On Sunday, Dekeyser invited his North Philadelphia neighborhood to join in this labor, hosting a portrait session and a special installment of a biweekly letter-writing event he runs, called Broz Nite, on the campus of the nonprofit Village of Arts and Humanities.

In a zip code with the city’s highest incarceration rate — including blocks where one in five boys will end up in prison as adults, according to the U.S. Census Opportunity Atlas — it seems almost everyone has someone locked away behind chain link and razor wire.

Dekeyser sees an urgent need to reach past those barriers. “If the community pulled together, there would be less crime,” he said. “It’s people not getting along.”

The event, an afternoon of music, food, and entertainment by a neighborhood magician, Quany the Clown, was supported by the Accelerator, a Village initiative to invest in creative projects that cultivate community safety and civic engagement. The Village paired Dekeyser with a collaborator and mentor, David Flores, a New York-based photographer who has worked on large-scale community portraiture projects, including a series of photos of immigrant families exhibited in New York City parks.

Despite the festive atmosphere, Aheer Goods, 45, sat in quiet contemplation, paper and prestamped envelopes spread in front of him. He knows people in prison who call themselves “the forgotten limb,” their connections to the outside frayed or altogether severed.

“I can relate to it, because I spent some time in there. I got some family members who are not ever coming home,” Goods said.

He was writing to a cousin, and to a friend he walked the prison yard with for seven years. “I have some sad news to share,” he said. “One of my childhood friends murdered another one.

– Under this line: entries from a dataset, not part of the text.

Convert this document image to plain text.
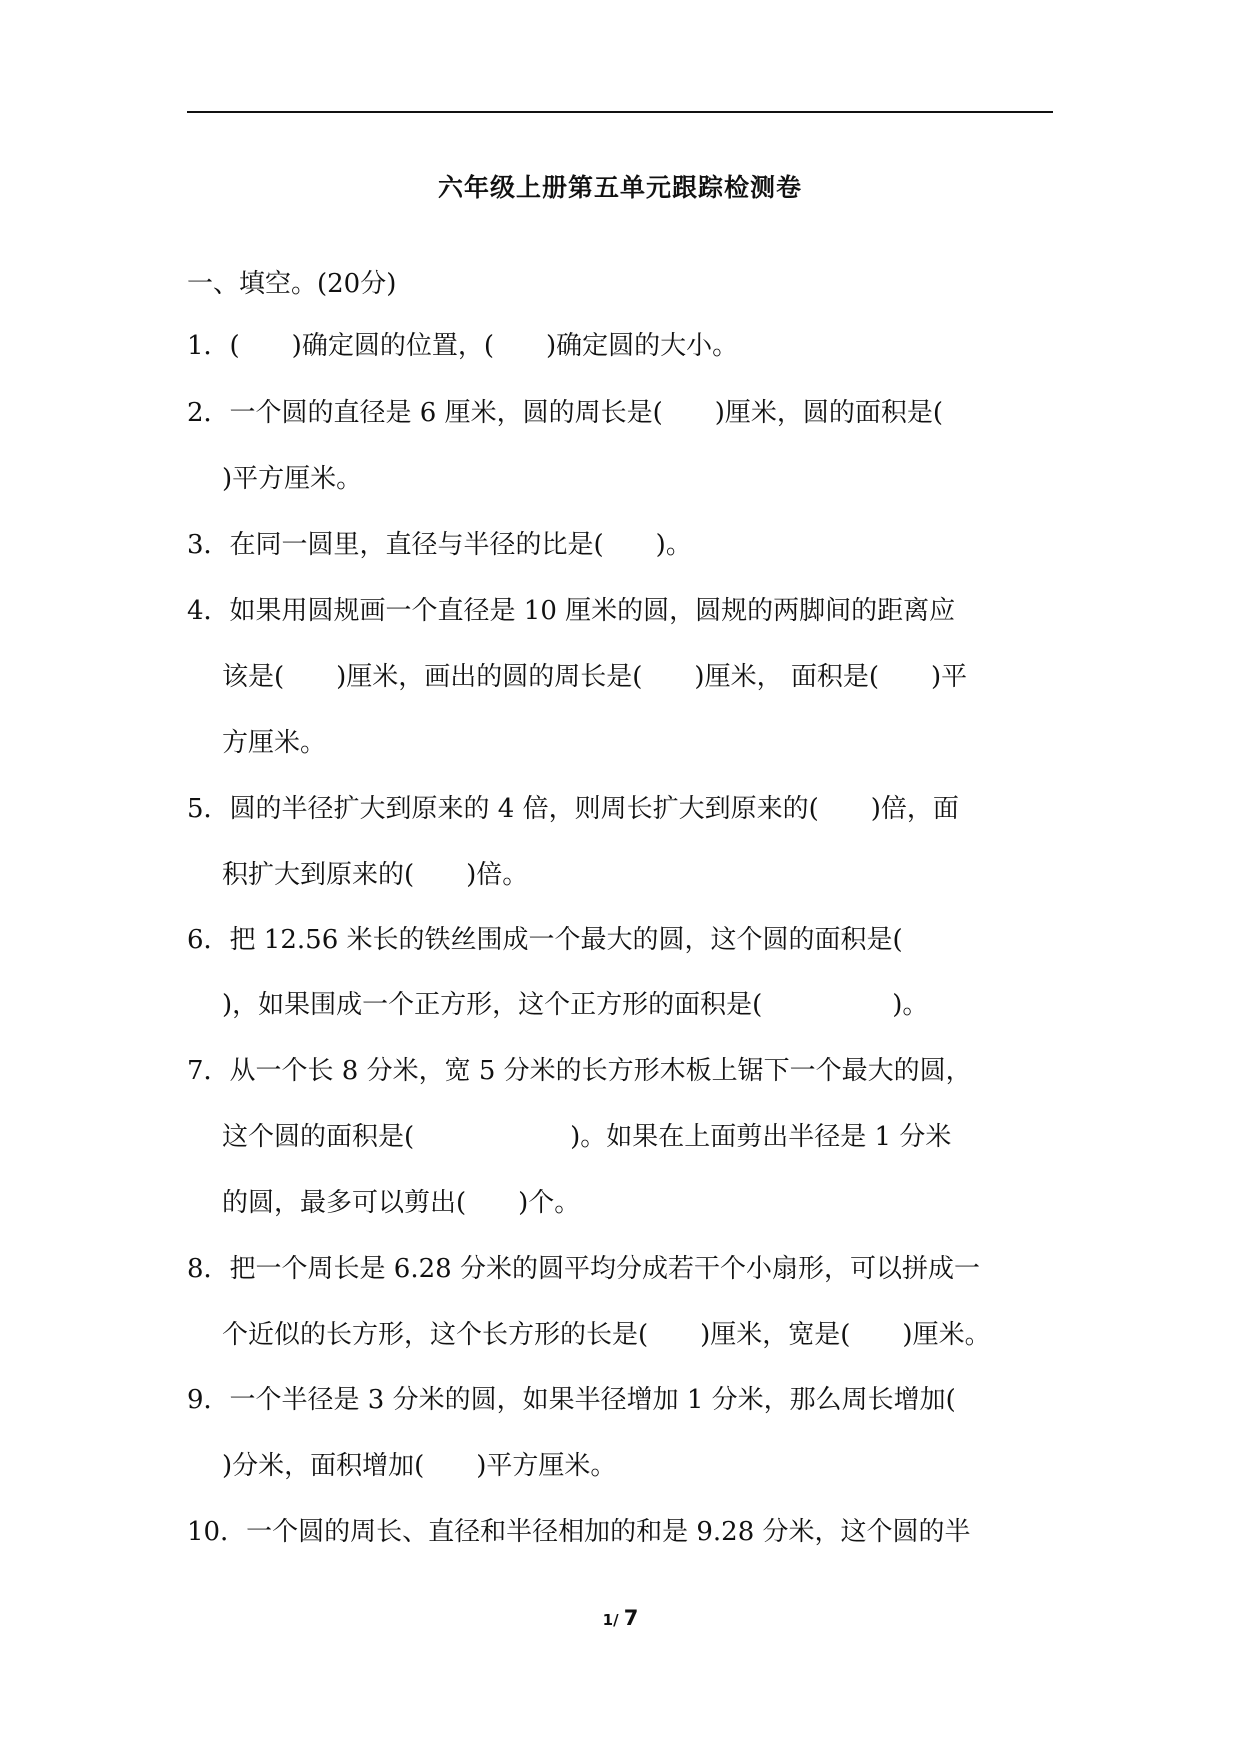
六年级上册第五单元跟踪检测卷
一、填空。(20分)
1．(　　)确定圆的位置，(　　)确定圆的大小。
2．一个圆的直径是 6 厘米，圆的周长是(　　)厘米，圆的面积是(
)平方厘米。
3．在同一圆里，直径与半径的比是(　　)。
4．如果用圆规画一个直径是 10 厘米的圆，圆规的两脚间的距离应
该是(　　)厘米，画出的圆的周长是(　　)厘米， 面积是(　　)平
方厘米。
5．圆的半径扩大到原来的 4 倍，则周长扩大到原来的(　　)倍，面
积扩大到原来的(　　)倍。
6．把 12.56 米长的铁丝围成一个最大的圆，这个圆的面积是(
)，如果围成一个正方形，这个正方形的面积是(　　　　　)。
7．从一个长 8 分米，宽 5 分米的长方形木板上锯下一个最大的圆，
这个圆的面积是(　　　　　　)。如果在上面剪出半径是 1 分米
的圆，最多可以剪出(　　)个。
8．把一个周长是 6.28 分米的圆平均分成若干个小扇形，可以拼成一
个近似的长方形，这个长方形的长是(　　)厘米，宽是(　　)厘米。
9．一个半径是 3 分米的圆，如果半径增加 1 分米，那么周长增加(
)分米，面积增加(　　)平方厘米。
10．一个圆的周长、直径和半径相加的和是 9.28 分米，这个圆的半
1/ 7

And I have to write to them and say I still don’t have an answer for why.”

It seems easy to end up in prison here — for some, almost inevitable. There aren’t enough options for young people, Dekeyser said; other than the Village, with its arts programs, there aren’t many sports leagues or after-school jobs.

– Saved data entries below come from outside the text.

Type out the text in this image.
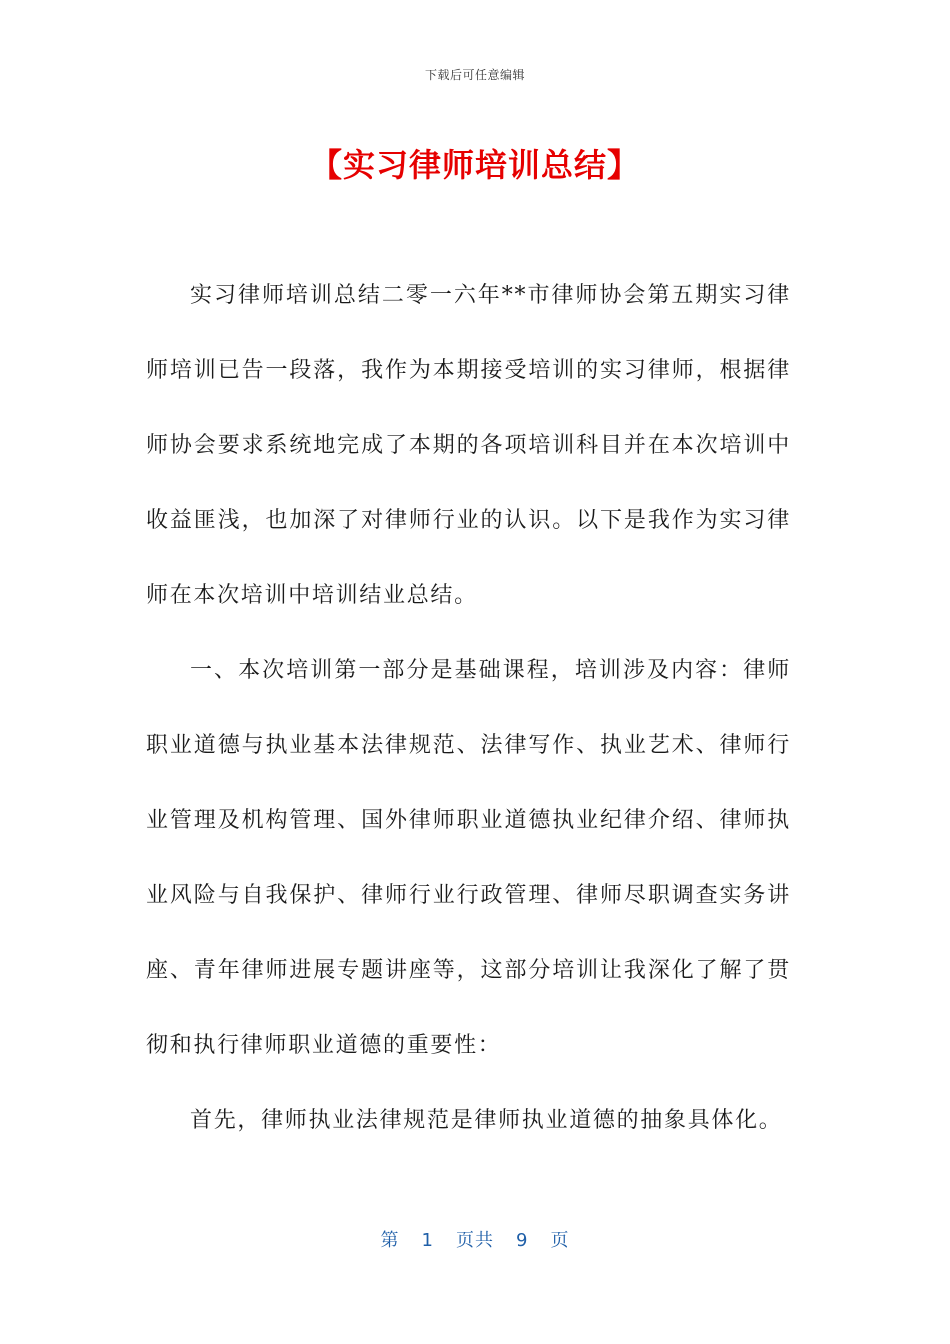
下载后可任意编辑
【实习律师培训总结】

实习律师培训总结二零一六年**市律师协会第五期实习律师培训已告一段落，我作为本期接受培训的实习律师，根据律师协会要求系统地完成了本期的各项培训科目并在本次培训中收益匪浅，也加深了对律师行业的认识。以下是我作为实习律师在本次培训中培训结业总结。

一、本次培训第一部分是基础课程，培训涉及内容：律师职业道德与执业基本法律规范、法律写作、执业艺术、律师行业管理及机构管理、国外律师职业道德执业纪律介绍、律师执业风险与自我保护、律师行业行政管理、律师尽职调查实务讲座、青年律师进展专题讲座等，这部分培训让我深化了解了贯彻和执行律师职业道德的重要性：

首先，律师执业法律规范是律师执业道德的抽象具体化。

第 1 页共 9 页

Tyheed Hill, 25, home just one month from a four-year stint at State Correctional Institution Rockview, said he wants to reintegrate into law-abiding society, but a dead-end job search was eroding his motivation.

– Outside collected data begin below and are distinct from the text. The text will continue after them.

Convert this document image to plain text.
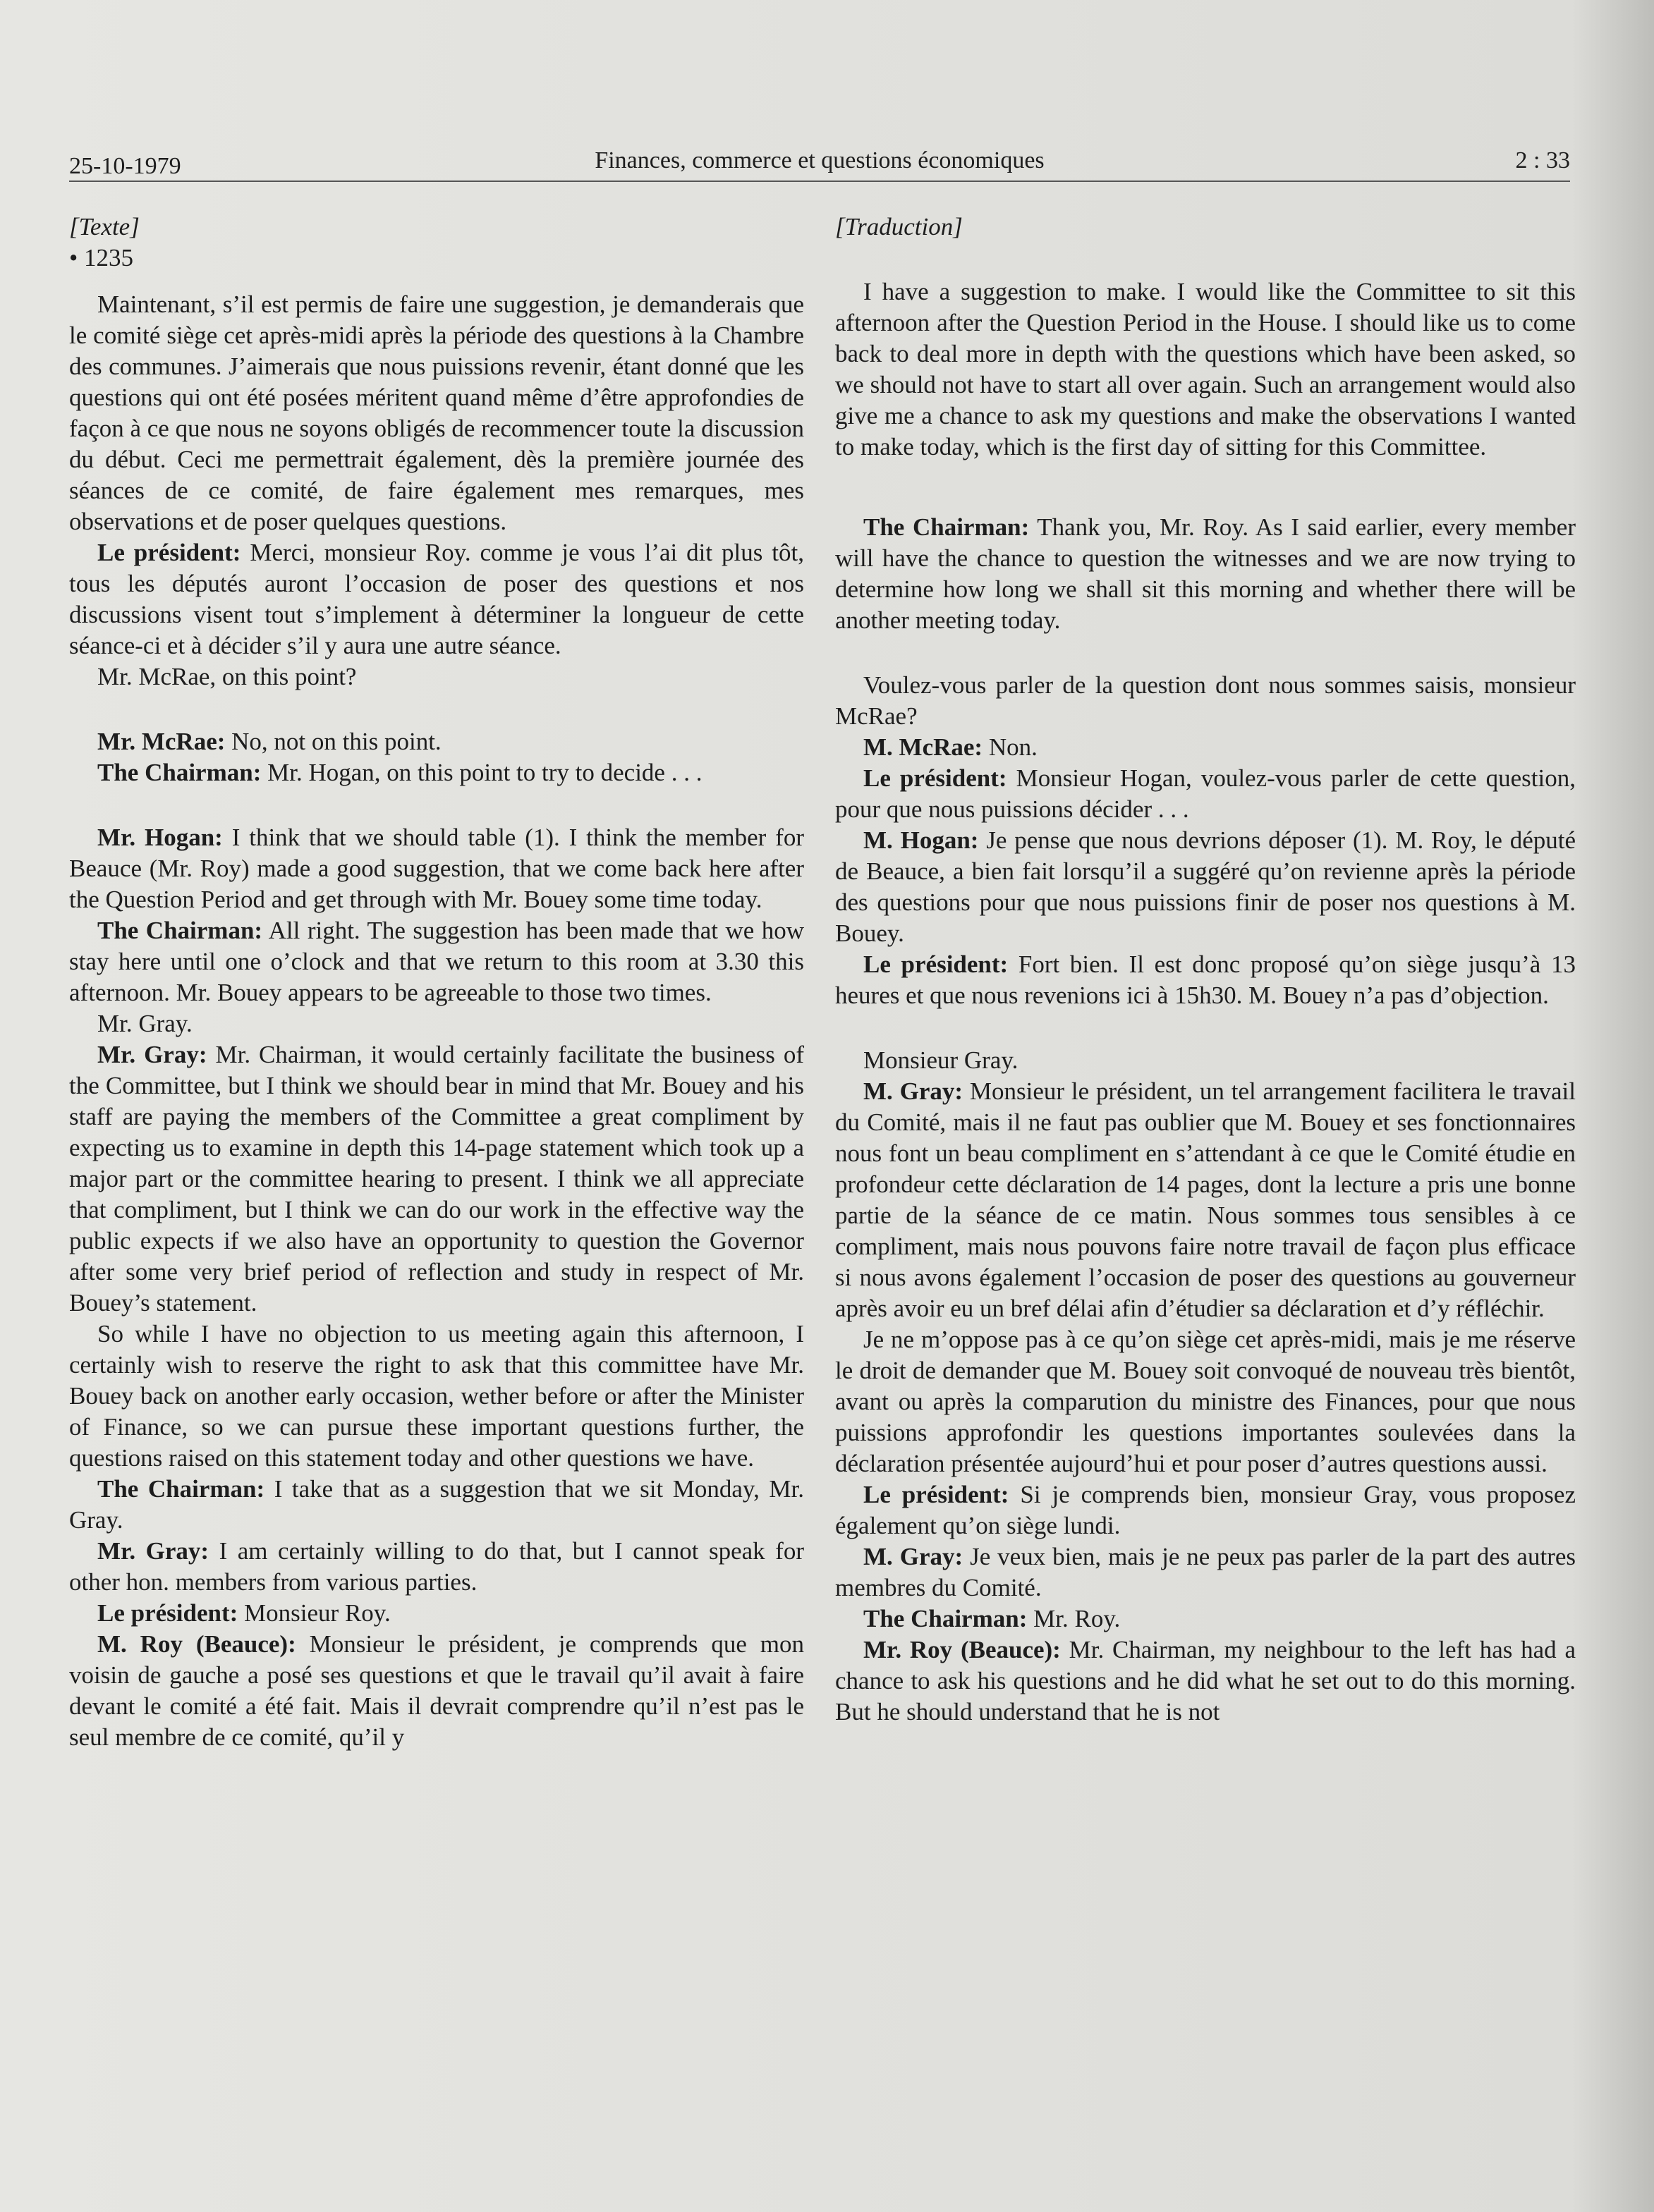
25-10-1979	Finances, commerce et questions économiques	2 : 33

[Texte]

• 1235

Maintenant, s’il est permis de faire une suggestion, je demanderais que le comité siège cet après-midi après la période des questions à la Chambre des communes. J’aimerais que nous puissions revenir, étant donné que les questions qui ont été posées méritent quand même d’être approfondies de façon à ce que nous ne soyons obligés de recommencer toute la discussion du début. Ceci me permettrait également, dès la première journée des séances de ce comité, de faire également mes remarques, mes observations et de poser quelques questions.

Le président: Merci, monsieur Roy. comme je vous l’ai dit plus tôt, tous les députés auront l’occasion de poser des questions et nos discussions visent tout s’implement à déterminer la longueur de cette séance-ci et à décider s’il y aura une autre séance.

Mr. McRae, on this point?

Mr. McRae: No, not on this point.

The Chairman: Mr. Hogan, on this point to try to decide . . .

Mr. Hogan: I think that we should table (1). I think the member for Beauce (Mr. Roy) made a good suggestion, that we come back here after the Question Period and get through with Mr. Bouey some time today.

The Chairman: All right. The suggestion has been made that we how stay here until one o’clock and that we return to this room at 3.30 this afternoon. Mr. Bouey appears to be agreeable to those two times.

Mr. Gray.

Mr. Gray: Mr. Chairman, it would certainly facilitate the business of the Committee, but I think we should bear in mind that Mr. Bouey and his staff are paying the members of the Committee a great compliment by expecting us to examine in depth this 14-page statement which took up a major part or the committee hearing to present. I think we all appreciate that compliment, but I think we can do our work in the effective way the public expects if we also have an opportunity to question the Governor after some very brief period of reflection and study in respect of Mr. Bouey’s statement.

So while I have no objection to us meeting again this afternoon, I certainly wish to reserve the right to ask that this committee have Mr. Bouey back on another early occasion, wether before or after the Minister of Finance, so we can pursue these important questions further, the questions raised on this statement today and other questions we have.

The Chairman: I take that as a suggestion that we sit Monday, Mr. Gray.

Mr. Gray: I am certainly willing to do that, but I cannot speak for other hon. members from various parties.

Le président: Monsieur Roy.

M. Roy (Beauce): Monsieur le président, je comprends que mon voisin de gauche a posé ses questions et que le travail qu’il avait à faire devant le comité a été fait. Mais il devrait comprendre qu’il n’est pas le seul membre de ce comité, qu’il y

[Traduction]

I have a suggestion to make. I would like the Committee to sit this afternoon after the Question Period in the House. I should like us to come back to deal more in depth with the questions which have been asked, so we should not have to start all over again. Such an arrangement would also give me a chance to ask my questions and make the observations I wanted to make today, which is the first day of sitting for this Committee.

The Chairman: Thank you, Mr. Roy. As I said earlier, every member will have the chance to question the witnesses and we are now trying to determine how long we shall sit this morning and whether there will be another meeting today.

Voulez-vous parler de la question dont nous sommes saisis, monsieur McRae?

M. McRae: Non.

Le président: Monsieur Hogan, voulez-vous parler de cette question, pour que nous puissions décider . . .

M. Hogan: Je pense que nous devrions déposer (1). M. Roy, le député de Beauce, a bien fait lorsqu’il a suggéré qu’on revienne après la période des questions pour que nous puissions finir de poser nos questions à M. Bouey.

Le président: Fort bien. Il est donc proposé qu’on siège jusqu’à 13 heures et que nous revenions ici à 15h30. M. Bouey n’a pas d’objection.

Monsieur Gray.

M. Gray: Monsieur le président, un tel arrangement facilitera le travail du Comité, mais il ne faut pas oublier que M. Bouey et ses fonctionnaires nous font un beau compliment en s’attendant à ce que le Comité étudie en profondeur cette déclaration de 14 pages, dont la lecture a pris une bonne partie de la séance de ce matin. Nous sommes tous sensibles à ce compliment, mais nous pouvons faire notre travail de façon plus efficace si nous avons également l’occasion de poser des questions au gouverneur après avoir eu un bref délai afin d’étudier sa déclaration et d’y réfléchir.

Je ne m’oppose pas à ce qu’on siège cet après-midi, mais je me réserve le droit de demander que M. Bouey soit convoqué de nouveau très bientôt, avant ou après la comparution du ministre des Finances, pour que nous puissions approfondir les questions importantes soulevées dans la déclaration présentée aujourd’hui et pour poser d’autres questions aussi.

Le président: Si je comprends bien, monsieur Gray, vous proposez également qu’on siège lundi.

M. Gray: Je veux bien, mais je ne peux pas parler de la part des autres membres du Comité.

The Chairman: Mr. Roy.

Mr. Roy (Beauce): Mr. Chairman, my neighbour to the left has had a chance to ask his questions and he did what he set out to do this morning. But he should understand that he is not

In addition to writing to his cousin and a friend from prison, Hill was drafting a letter to a stranger, Frankie Brown, one of a growing list of men who’d asked Dekeyser for a letter from someone, anyone, from back home.

“You got to come out with some plans,” Hill said, slouching into his chair. “That’s what I was telling Frankie Brown here. I came out with maybe two plans, and it’s not enough. It’s a fast world out here. Very fast.”

Dekeyser’s Broz Nite events have helped restore nearly forgotten connections — for one, Quany the Clown, a.k.a. Jaquan Fields, said he’d become close again with his godfather, a man who many years ago had taken in Fields and his family when they were homeless.

“People in prison, a lot of them have no support system,” said Fields, who finally wrote a letter at Dekeyser’s invitation. “My godfather told me, ‘You don’t know how important this is to me.’”

But correspondence is complicated for those who don’t know how to use the state Department of Corrections website to locate inmates, or who are frustrated by recent changes to mail policies at Pennsylvania state prisons, which no longer allow in original letters and photos. Instead, letters are scanned and duplicates are printed, sometimes degrading them to the point of illegibility. At this event, Dekeyser compensated by running the photos through a high-contrast filter designed to withstand reproduction.

Some who pulled up chairs admitted they had not sent letters in months. Darlene Harcum, whose son is in a prison eight hours away, said she had not written in the past year, although she visits every three months. Herm Tuggles, now 27, was locked up for the first time when he was 14 for selling crack. Currently, he’s in on a gun case that Harcum believes was fabricated.

To Harcum’s mind, as much as crime has ravaged her community, the justice system has been a poor cure. “For one thing, there are really no fathers around. There’s no role models,” she said.

When Dekeyser started Broz Nite several months ago, there were about 30 regulars, he said. Now, a lot of those people are incarcerated themselves, although about 10 or 15 people still show up.

Even Dekeyser is still navigating the transition back into society and his role as a community leader and working artist. He freely admits he’s still learning. But Flores, the photographer brought in to mentor him, said Dekeyser already innately understands what’s fundamental about his art.

“He makes work about people he cares about and a place he cares about,” Flores said. “I think those are the real-deal photographers, who can amplify the things that are beautiful about the people and the places they love.”